Private equity firms raise funds all the time. Currently, there are over 2000 equity firms actively seeking funds, and they depend on services like Corporate Resolutions for their work in private equity due diligence. Each fund will give you a very attractive package, on the face value. Closer inspection will reveal some of the things that fund managers will not tell you. That is why due diligence ought to debunk every one of them. This article will map out what a good equity fund manager should have by pointing you in the direction.
Commercial due diligence
Everyone will be interested in this part of the process. The focus is on the numbers. Also, how attractive they are to your eye. However, ignore the number; focus on how the fund manager arrives at the numbers. Interrogate the ratios, specifically the IRR, EBITDA, and ROI. Do not stop there. Look at the short-term and long-term performance of the fund. New private equity managers may not have a track record as a firm, evaluate key staff’s record of accomplishment. Look at the revenues streams and their stability, cost structure, macroeconomic environment, and ESG.
Strategy due diligence
Private equity funds depend on a foolproof concept to make money. While the idea can be immaculate on paper, how well it is implemented is the most important component. The art of due diligence involves crosschecking the strategy vis-à-vis the fund performance. The fund manager should explain gaps between the two. If the results far outweigh the strategic target, you still need answers because you don’t want to be a victim of scams. It is also good to compare strategies from different firms to get an idea of what is working. Look at the terms, too.
Operational due diligence
If you are looking to buy into a firm, operational efficiency is a key component of due diligence. Some people buy a company, invest in the operational efficiency, and then sell at hefty profits. The art of every business process is what makes up business operations. Some of the business processes include procurement, customer service, marketing, etc.
The integration of the processes into a workable organizational fit is an asset for investors. It separates potential from reality. When conducting due diligence on this, you have to critically evaluate every process, look for potential wastes, find opportunities for savings, identify unexploited potential, among other things.
Key-personnel due diligence
Equity management is a team effort.
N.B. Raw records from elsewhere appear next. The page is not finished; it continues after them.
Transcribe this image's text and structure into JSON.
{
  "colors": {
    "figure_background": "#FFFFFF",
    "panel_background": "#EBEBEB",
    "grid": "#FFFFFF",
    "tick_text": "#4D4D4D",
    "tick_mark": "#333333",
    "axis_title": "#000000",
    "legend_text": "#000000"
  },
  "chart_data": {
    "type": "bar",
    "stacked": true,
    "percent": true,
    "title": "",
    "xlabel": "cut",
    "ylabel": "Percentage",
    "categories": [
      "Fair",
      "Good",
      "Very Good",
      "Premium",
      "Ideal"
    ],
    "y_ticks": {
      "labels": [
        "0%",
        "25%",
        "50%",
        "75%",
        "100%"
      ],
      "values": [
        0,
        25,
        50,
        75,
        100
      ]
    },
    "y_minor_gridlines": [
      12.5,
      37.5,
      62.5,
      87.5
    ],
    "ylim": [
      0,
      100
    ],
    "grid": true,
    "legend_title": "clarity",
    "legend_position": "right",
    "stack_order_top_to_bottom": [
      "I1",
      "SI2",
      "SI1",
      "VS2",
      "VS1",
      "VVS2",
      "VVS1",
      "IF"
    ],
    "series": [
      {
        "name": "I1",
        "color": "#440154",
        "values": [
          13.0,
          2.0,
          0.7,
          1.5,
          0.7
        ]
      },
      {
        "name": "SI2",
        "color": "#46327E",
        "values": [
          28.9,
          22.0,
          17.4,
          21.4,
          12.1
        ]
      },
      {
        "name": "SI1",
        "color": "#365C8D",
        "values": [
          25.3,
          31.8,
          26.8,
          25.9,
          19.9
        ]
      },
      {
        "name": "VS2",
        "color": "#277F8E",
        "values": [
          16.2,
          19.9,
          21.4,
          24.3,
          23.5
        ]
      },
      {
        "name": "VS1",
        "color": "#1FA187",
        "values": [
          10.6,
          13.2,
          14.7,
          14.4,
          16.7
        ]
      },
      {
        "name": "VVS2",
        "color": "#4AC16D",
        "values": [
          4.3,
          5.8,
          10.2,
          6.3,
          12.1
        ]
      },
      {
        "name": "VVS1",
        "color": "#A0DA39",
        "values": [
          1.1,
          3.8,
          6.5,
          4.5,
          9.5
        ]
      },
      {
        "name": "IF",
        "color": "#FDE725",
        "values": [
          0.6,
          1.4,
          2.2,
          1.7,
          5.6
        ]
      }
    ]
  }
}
You need a cohesive, complementary, and experienced organ to implement a business plan or strategy. Look out for contracts for key staff to ensure that they last throughout the contract period. Honesty is critical when it comes to due diligence, too. When the team is sloppy with details, you should be concerned. If a key staff has potential baggage, lacks provable experience, or provides misleading information during sales a presentation, don’t ignore these red flags.
Due diligence is a broad endeavor that should focus on the goal. Attempts to be too thorough might defeat the whole essence of the process. Identify the key areas of interest, and give them the best review. Align your equity manager options with your values and goals.